官方職業者們只要稍微分析一下蘭爾烏斯案,卡平案的經過,就會給「愚者」打上見義勇為的標簽。
他們的重心一定會放在A先生身上,到時候他自身難保,更別說去追查「愚者」了。谷
可萬一這就是A先生所希望的事情呢?
謹慎的克萊恩轉念一想,進行著更深層次的猜測。
如果A先生的目的就是為了「釣魚」,他也許早就安排好後路,一旦被人舉報,就可以清楚無誤地確認之前那次聚會里有「愚者」的人。
不需要猜測是誰,把參與聚會的所有人都抓起來不就可以了?
在發自內心地信仰起「真實造物主」之後,任何人都無法保留住秘密。
麻煩了…看來舉報也有一定的風險…克萊恩無聲嘆了口氣。
他看向遙遠的,代表「正義」等人的深紅色星辰,突然回想起一件事情。
不對啊,我哪來的眷者?這個世界上根本不存在「愚者」的信徒和眷者!
就連塔羅會的成員都只有寥寥幾位,並且沒誰對外透露過相應的情況。
這…整天糊弄別人,結果自己也相信了這件事情嗎…克萊恩尷尬的模了模鼻子。
理清思緒的他當即調整了下姿勢,嗓音低沉和緩地說道︰
「不用在意。」
……
不用在意?
佛爾思心里稍定,只覺得以「愚者」的位格,極光會頂多算是一群螞蟻…
她心虛的低下腦袋,沒敢提奧利安娜的事情,轉而和「愚者」開始討論起了遇見亞伯拉罕家族的事件。
……
周五,中午,貝克蘭德的某個高檔咖啡廳內。
一位棕色卷發,外貌秀美的姑娘正坐在靠近街邊櫥窗的位置,她上身穿著素色的單衣,下半身是一件騎士長褲,看起來樸素又安靜。
她埋著腦袋,飛快的消滅盤中的女乃油蛋糕。
等到吃完蛋糕,她動作迅速的喝完熱牛女乃,然後端起盤子來到後廚。
將盤子遞給洗碗工後,掐準時間,特意在休息室帶了一會才跑到大廳里來,手忙腳亂的和前輩們招呼著客人。
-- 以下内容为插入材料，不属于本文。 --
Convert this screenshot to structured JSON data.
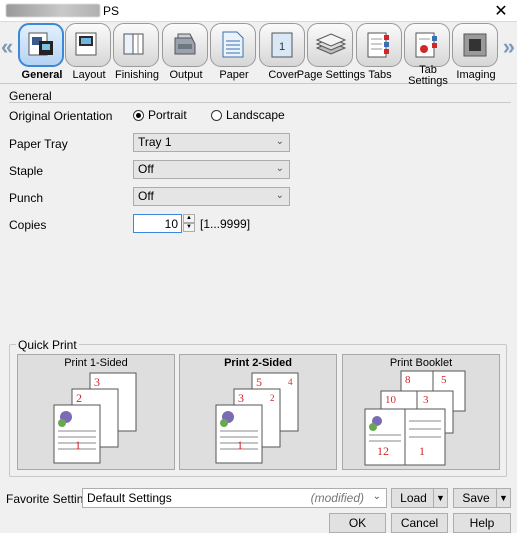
{
  "window": {
    "title": "PS",
    "close_glyph": "✕"
  },
  "tabs": [
    {
      "label": "General",
      "icon": "general-icon",
      "selected": true
    },
    {
      "label": "Layout",
      "icon": "layout-icon"
    },
    {
      "label": "Finishing",
      "icon": "finishing-icon"
    },
    {
      "label": "Output",
      "icon": "output-icon"
    },
    {
      "label": "Paper",
      "icon": "paper-icon"
    },
    {
      "label": "Cover",
      "icon": "cover-icon"
    },
    {
      "label": "Page Settings",
      "icon": "page-settings-icon"
    },
    {
      "label": "Tabs",
      "icon": "tabs-icon"
    },
    {
      "label": "Tab Settings",
      "icon": "tab-settings-icon"
    },
    {
      "label": "Imaging",
      "icon": "imaging-icon"
    }
  ],
  "tab_scroll": {
    "left": "«",
    "right": "»"
  },
  "general": {
    "section_title": "General",
    "orientation": {
      "label": "Original Orientation",
      "options": [
        "Portrait",
        "Landscape"
      ],
      "selected": "Portrait"
    },
    "paper_tray": {
      "label": "Paper Tray",
      "value": "Tray 1"
    },
    "staple": {
      "label": "Staple",
      "value": "Off"
    },
    "punch": {
      "label": "Punch",
      "value": "Off"
    },
    "copies": {
      "label": "Copies",
      "value": "10",
      "range": "[1...9999]"
    }
  },
  "quick_print": {
    "title": "Quick Print",
    "cards": [
      {
        "label": "Print 1-Sided",
        "pages": [
          "3",
          "2",
          "1"
        ],
        "selected": false
      },
      {
        "label": "Print 2-Sided",
        "pages": [
          "5",
          "4",
          "3",
          "2",
          "1"
        ],
        "selected": true
      },
      {
        "label": "Print Booklet",
        "pages": [
          "8",
          "5",
          "10",
          "3",
          "12",
          "1"
        ],
        "selected": false
      }
    ]
  },
  "footer": {
    "favorite_label": "Favorite Setting",
    "favorite_value": "Default Settings",
    "modified": "(modified)",
    "load": "Load",
    "save": "Save",
    "ok": "OK",
    "cancel": "Cancel",
    "help": "Help"
  },
  "colors": {
    "accent": "#3b88d8",
    "page_number": "#d0282a"
  }
}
期間,壁爐通過管道傳遞來的陣陣暖意,以及玻璃窗外投射進來的陽光撒在臉龐上的酥癢,讓這位姑娘嘴角上翹,露出了一個愜意的笑容。
這一幕恰好被剛進門的中年紳士所注意到,他微微晃神,回想起年少時對服侍過的某位貴族的兒子牽馬時的一幕。
當時恰巧踫到對方的未婚妻走了過來,那是一位看起來同樣散發著青春活力的貴族少女,她巧笑嫣然的揚起腦袋等待著未婚夫下來,然後親切的勾住他的胳膊,談論著他們婚禮該如何的盛大,以後的生活是如何幸福。
而那時的自己,只能卑微的牽著那匹該死的渾身散發著汗味的馬,不遠不近的走在後面。
他深知那位貴族子弟的脾氣,如果破壞了他的情調,肯定會狠狠的挨上一鞭子。
所以,他只能躲在後面,貪婪的看著那位未來新娘的活潑的側顏,以及對方圓潤挺翹的部位。
人類總是喜歡彌補過往的遺憾,即使時隔多年,自己從普通商人的兒子一躍成為下院議員,還娶了一位真正的貴族女孩,可他依然沒辦法讓當時的少年走出來。
「卡平如果晚點被人殺死就好了……」
他搖了搖腦袋,緩緩走向那位穿著侍者制服的姑娘。